Mestiços e escravos africanos, indianos e malaios com carta de alforria, os denominados mardijkers ou “portugueses negros”, como também eram conhecidos, foram os primeiros intérpretes deste género musical que, de certa maneira, podemos associar ao fado. Durante o domínio holandês, essa gente entretanto classificada como portugi logrou obter um pedaço de terra fundando a colónia de Tugu, ainda hoje existente. Distingue-os o crioulo e o kroncong cujos intérpretes, em Java e no Sul de Samatra, são conhecidos como tanjidores.»
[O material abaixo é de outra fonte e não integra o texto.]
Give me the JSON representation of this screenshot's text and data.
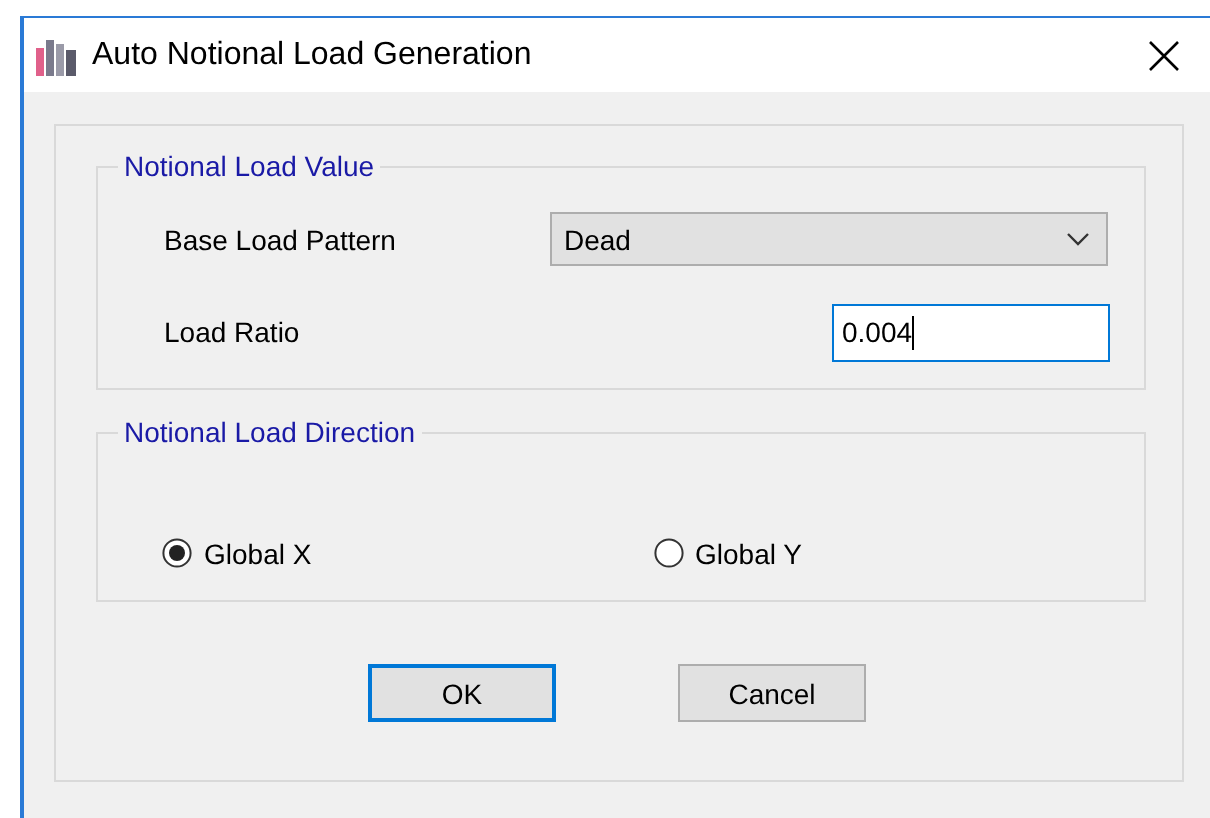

E como as modernices o permitem, aqui vai a ligação ao anúncio que o meu amigo Guido Quiko faz da ida a Díli, à Cimeira da CPLP:
Os bayingyis são os lusodescendentes da Birmânia que, tendo alguns traços fisionómicos caucasianos, são maioritariamente católicos. Descendem dos soldados, comerciantes, marinheiros e aventureiros portugueses que por ali deambularam e fixaram a partir do séc. XVI e que até meados do séc. XIX falavam um crioulo de português que chegou a ter grande importância naquela região do globo, desde o Sri Lanka até ao Golfo de Bengala passando por toda a costa indiana do Coromandel. Não há hoje quem o fale e apenas se mantêm nomes e religião. E mesmo os nomes vão desaparecendo sempre que uma bayingyi casa com um birmanês.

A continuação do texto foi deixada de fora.